The authors point to a shift at the end of the 1980s, when the agency increasingly came under widespread criticism from many sides—health policy experts, international entities such as the World Bank, and specific countries—for its inefficiency, lack of transparency, politicization, and ultimately irrelevance.

University of Rochester professor emeritus of history, Theodore Brown, was invited to this year’s World Health Assembly meeting in Geneva to give a presentation about his new co-authored book at the United Nations Sustainable Development Goals Health Summit in May.

A largely fair criticism—agrees Brown. He argues that the WHO’s both Geneva-based headquarters and regional structure—“often a bureaucratic nightmare” that the US had insisted on at outset of the organization as a “string-pulling control mechanism”—impeded quick and decisive decision-making in crisis situations. That’s one of the reasons for the delayed response to the Ebola epidemic, says Brown.

Moreover, large donor countries, especially the United States, drastically cut contributions to the WHO amid squabbles over the agency’s direction and policy priorities. As a result, it suffered a loss of financial capability and stature, increasingly competing with public and private organizations such as the World Bank and the Bill and Melinda Gates Foundation.

Ultimately, one of the agency’s largest failures, says Brown, was that it “allowed itself to become so politicized. I expected there to be political contamination or intrusion, but I didn’t expect it to be so pervasive,” he admits. Part of the reason was that the United States contributed an outsized portion of the agency’s budget in its early years. That meant that US policymakers believed they were entitled to set policy, says Brown, pitting the US often directly against the Soviet Union.

In later decades, a different set of funders began to assume a large role in the WHO’s direction.

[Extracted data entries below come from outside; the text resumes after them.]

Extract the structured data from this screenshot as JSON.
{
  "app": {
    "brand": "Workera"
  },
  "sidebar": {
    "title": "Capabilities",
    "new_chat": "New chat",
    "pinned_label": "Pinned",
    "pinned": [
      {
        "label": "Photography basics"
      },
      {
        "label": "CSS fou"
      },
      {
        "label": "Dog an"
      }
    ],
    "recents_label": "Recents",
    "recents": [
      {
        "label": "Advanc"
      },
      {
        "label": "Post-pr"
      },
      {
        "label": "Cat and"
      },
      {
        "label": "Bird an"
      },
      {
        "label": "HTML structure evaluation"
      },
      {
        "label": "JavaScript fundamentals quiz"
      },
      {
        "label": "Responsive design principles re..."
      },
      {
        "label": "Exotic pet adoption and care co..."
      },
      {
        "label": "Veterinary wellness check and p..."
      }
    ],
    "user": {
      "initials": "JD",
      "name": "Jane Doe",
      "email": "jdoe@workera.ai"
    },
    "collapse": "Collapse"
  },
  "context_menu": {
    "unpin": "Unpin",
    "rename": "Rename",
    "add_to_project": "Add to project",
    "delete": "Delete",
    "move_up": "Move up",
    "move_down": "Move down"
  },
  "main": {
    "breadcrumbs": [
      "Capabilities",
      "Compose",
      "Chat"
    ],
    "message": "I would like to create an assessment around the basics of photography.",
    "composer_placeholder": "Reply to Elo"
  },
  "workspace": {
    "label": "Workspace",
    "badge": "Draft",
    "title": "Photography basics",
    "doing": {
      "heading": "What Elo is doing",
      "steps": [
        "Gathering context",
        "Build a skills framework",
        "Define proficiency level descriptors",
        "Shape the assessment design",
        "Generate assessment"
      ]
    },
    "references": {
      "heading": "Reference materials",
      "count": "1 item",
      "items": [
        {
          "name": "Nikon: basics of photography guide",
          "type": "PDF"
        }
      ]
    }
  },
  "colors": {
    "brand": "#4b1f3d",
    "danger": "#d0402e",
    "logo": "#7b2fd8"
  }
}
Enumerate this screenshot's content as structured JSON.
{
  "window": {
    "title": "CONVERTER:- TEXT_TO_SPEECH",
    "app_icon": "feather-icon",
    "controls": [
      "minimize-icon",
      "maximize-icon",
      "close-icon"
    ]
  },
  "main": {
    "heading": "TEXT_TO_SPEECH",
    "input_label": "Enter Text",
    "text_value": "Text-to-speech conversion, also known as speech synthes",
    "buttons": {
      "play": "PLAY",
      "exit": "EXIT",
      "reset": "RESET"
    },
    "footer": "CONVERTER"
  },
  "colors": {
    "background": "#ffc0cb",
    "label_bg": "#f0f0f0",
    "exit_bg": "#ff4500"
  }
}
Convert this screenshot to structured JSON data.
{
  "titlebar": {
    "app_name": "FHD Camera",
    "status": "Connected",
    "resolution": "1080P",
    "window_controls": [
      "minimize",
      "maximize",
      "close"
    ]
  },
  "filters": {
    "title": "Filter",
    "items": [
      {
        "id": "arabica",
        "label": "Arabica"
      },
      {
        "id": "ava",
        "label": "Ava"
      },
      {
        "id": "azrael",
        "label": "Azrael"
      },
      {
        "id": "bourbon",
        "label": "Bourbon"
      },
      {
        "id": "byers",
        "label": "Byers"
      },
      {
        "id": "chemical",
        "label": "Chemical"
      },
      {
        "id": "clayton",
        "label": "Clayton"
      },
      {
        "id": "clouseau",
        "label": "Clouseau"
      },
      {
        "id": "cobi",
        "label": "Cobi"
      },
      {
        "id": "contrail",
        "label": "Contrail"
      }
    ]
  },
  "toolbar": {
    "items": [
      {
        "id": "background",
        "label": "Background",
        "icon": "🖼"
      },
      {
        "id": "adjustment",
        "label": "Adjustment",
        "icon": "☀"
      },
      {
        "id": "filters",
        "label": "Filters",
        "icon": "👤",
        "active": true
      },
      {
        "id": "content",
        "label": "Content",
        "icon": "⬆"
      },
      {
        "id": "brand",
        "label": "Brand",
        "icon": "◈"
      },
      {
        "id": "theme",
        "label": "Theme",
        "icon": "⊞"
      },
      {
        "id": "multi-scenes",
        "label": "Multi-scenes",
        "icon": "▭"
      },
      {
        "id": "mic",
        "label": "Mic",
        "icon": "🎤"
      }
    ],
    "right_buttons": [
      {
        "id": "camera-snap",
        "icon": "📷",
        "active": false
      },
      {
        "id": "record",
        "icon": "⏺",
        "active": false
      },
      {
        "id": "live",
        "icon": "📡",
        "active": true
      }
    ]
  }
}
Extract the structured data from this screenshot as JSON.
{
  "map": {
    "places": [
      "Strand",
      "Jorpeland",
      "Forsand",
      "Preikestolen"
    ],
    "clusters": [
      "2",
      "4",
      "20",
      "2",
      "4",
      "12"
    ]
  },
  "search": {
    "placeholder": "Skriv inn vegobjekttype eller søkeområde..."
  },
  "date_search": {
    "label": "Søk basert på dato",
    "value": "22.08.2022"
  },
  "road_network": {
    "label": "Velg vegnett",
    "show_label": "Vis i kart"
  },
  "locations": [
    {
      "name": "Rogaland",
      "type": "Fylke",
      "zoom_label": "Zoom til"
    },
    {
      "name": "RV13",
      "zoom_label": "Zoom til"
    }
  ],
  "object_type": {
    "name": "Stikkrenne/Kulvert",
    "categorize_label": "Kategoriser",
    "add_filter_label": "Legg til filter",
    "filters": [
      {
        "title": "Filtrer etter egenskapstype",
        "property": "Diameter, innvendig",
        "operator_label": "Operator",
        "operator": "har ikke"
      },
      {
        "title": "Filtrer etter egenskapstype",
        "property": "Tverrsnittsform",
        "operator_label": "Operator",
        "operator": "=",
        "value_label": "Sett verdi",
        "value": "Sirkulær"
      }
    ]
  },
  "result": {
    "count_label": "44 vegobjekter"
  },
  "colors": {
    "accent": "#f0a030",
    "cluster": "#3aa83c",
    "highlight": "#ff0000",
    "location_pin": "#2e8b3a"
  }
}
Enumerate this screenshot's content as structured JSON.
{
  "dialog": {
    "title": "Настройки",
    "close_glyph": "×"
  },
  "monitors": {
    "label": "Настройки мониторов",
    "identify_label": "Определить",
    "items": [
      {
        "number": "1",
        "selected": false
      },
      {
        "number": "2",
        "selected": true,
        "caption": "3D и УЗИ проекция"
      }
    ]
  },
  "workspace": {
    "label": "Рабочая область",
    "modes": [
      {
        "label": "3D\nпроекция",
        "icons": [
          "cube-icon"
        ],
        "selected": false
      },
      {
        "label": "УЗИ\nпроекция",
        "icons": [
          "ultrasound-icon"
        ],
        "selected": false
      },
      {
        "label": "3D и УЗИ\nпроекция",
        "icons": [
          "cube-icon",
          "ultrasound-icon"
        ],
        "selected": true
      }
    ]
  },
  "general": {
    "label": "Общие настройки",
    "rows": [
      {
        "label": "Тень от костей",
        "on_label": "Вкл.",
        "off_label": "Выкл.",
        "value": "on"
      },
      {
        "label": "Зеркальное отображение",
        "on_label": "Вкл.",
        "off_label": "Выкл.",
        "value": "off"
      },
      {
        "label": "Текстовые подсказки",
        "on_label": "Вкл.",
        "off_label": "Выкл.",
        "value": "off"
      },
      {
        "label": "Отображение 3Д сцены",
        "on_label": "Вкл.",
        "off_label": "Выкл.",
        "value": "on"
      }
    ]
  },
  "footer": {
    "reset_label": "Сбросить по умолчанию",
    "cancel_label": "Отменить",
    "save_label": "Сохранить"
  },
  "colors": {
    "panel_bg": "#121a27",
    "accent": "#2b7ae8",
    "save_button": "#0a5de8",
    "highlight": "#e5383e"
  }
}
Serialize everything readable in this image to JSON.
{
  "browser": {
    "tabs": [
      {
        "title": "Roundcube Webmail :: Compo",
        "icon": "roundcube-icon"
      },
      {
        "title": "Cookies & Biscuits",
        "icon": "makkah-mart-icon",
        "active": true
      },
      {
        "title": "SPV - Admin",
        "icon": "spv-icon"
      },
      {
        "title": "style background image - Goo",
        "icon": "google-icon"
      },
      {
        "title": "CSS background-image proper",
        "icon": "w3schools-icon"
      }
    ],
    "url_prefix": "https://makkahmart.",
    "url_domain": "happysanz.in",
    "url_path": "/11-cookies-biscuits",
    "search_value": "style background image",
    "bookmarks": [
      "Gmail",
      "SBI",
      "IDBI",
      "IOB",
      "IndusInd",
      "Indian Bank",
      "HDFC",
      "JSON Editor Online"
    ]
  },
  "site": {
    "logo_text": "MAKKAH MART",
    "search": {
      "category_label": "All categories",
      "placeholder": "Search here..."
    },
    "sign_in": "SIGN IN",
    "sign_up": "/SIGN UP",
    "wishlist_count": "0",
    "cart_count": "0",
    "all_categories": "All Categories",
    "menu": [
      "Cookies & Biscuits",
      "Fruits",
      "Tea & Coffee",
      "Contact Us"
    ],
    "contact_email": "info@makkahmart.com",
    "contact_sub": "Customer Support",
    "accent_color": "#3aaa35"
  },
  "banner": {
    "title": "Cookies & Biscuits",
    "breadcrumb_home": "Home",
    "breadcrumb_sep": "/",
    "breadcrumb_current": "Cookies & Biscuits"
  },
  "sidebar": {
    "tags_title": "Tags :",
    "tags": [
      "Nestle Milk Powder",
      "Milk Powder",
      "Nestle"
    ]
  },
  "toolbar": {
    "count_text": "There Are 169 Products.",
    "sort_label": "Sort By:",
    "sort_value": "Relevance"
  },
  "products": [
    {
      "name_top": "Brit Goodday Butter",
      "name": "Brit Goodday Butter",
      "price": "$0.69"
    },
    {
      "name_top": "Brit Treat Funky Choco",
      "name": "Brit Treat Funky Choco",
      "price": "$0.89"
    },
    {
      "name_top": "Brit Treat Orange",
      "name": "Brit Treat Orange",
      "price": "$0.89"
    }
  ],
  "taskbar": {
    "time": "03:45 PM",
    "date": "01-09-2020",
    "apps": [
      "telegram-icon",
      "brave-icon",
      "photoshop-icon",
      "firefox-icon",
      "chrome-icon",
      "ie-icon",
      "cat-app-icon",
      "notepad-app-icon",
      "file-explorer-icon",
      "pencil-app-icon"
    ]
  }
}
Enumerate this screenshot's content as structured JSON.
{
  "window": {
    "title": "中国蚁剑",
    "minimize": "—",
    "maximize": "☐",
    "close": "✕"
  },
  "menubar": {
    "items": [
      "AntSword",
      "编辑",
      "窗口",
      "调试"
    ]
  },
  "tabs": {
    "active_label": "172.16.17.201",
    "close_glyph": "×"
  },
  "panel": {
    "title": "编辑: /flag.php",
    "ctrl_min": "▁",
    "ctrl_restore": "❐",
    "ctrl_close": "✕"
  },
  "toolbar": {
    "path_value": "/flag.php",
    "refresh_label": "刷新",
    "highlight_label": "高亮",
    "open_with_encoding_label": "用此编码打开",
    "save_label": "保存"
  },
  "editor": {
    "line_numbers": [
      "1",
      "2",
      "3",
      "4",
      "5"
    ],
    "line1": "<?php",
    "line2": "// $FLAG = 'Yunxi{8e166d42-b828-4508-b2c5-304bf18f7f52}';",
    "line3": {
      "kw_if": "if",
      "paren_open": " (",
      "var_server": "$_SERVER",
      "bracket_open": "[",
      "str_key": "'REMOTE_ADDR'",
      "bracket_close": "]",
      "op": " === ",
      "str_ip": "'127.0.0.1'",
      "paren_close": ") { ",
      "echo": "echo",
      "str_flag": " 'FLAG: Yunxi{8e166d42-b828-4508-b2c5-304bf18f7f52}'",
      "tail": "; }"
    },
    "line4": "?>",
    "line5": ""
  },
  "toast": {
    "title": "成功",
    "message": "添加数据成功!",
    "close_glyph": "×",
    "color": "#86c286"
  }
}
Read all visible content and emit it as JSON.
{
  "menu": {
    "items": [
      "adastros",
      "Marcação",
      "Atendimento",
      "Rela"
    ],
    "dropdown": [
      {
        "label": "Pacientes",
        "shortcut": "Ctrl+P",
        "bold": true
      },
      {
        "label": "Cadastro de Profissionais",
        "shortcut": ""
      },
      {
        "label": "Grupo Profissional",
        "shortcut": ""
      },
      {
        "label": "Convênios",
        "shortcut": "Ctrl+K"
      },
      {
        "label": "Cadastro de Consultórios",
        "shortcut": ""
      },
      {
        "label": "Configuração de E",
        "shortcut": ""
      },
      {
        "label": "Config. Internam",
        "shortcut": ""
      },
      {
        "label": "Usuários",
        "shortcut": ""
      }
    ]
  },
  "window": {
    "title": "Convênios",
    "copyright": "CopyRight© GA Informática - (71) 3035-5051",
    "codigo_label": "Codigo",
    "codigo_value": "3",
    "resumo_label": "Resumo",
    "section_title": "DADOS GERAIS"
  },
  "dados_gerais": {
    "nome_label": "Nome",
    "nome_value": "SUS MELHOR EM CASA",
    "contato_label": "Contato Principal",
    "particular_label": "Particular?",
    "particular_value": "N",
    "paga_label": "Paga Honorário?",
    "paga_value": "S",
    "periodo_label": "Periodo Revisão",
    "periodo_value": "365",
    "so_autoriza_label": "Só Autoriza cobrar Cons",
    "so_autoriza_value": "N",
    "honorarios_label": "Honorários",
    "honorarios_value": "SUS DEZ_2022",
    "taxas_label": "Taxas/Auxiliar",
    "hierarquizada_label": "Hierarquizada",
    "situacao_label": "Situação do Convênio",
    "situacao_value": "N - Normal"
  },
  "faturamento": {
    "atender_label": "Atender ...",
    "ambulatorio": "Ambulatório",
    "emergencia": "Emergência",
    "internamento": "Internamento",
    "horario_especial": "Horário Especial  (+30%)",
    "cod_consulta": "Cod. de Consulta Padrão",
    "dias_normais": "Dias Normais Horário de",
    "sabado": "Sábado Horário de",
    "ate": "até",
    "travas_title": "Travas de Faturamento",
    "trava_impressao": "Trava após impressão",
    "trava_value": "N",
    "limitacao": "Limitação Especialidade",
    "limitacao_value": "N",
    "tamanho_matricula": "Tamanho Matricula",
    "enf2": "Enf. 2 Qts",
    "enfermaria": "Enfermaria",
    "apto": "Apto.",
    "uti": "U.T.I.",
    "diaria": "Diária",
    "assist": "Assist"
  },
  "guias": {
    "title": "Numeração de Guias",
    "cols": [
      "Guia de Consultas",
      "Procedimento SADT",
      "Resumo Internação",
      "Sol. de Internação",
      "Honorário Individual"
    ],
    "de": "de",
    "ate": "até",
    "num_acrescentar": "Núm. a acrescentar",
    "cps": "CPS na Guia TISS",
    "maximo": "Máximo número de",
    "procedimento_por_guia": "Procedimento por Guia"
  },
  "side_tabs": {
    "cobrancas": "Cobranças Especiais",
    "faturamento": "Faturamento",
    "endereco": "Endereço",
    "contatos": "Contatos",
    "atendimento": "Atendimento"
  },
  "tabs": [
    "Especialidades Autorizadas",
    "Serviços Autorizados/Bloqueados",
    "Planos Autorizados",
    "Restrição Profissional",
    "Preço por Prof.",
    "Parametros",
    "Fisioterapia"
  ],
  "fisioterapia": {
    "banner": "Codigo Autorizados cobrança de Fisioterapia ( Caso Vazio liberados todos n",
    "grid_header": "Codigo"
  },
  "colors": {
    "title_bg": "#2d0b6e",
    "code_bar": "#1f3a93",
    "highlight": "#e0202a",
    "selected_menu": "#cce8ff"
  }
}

Private and public donors brought both benefits and drawbacks, says Brown: “You gain resources, but you lose control and a coherent sense of governance in which those countries and people most in need of help and intervention have the least say in what these interventions should be.” While these partnerships have helped reduce morbidity and mortality, they usually rely on short-term and ultimately limited strategies, write Brown and his co-authors. The loss of truly democratic decision-making marked an unfortunate return to the vertical approach that put technical expertise before local input, argue the authors.

What role does the WHO play today?

 Fast forward to the 2000s. There’s been a surprising resurgence of the WHO, argues Brown. Since the mid-teens of the new century, the agency has regained a certain amount of authority and credibility—among governments and private players alike—very likely “because the world of global health has become so chaotic, and there have been so many competing interests that even those with the big resources realized that there is no way of achieving any kind of uniform consensus about what programs should be initiated,” says Brown. It seems, says Brown, that the “horizontalist” approach is gaining once again a stronger standing, even among the vertically-inclined private players. Essentially, the WHO has become a reinvented place for decision making and ultimately offering legitimacy for programs, Brown argues.

There’s reason to be optimistic, says Brown who favors the horizontal approach: the man who has been selected as the WHO’s newest director general is the first African to hold that position—Tedros Adhanom Ghebreyesus from Ethiopia—marking a conscious shift toward giving greater voice to local interests, away from the large economic and political powerhouses that have thus far largely shaped the organization’s direction.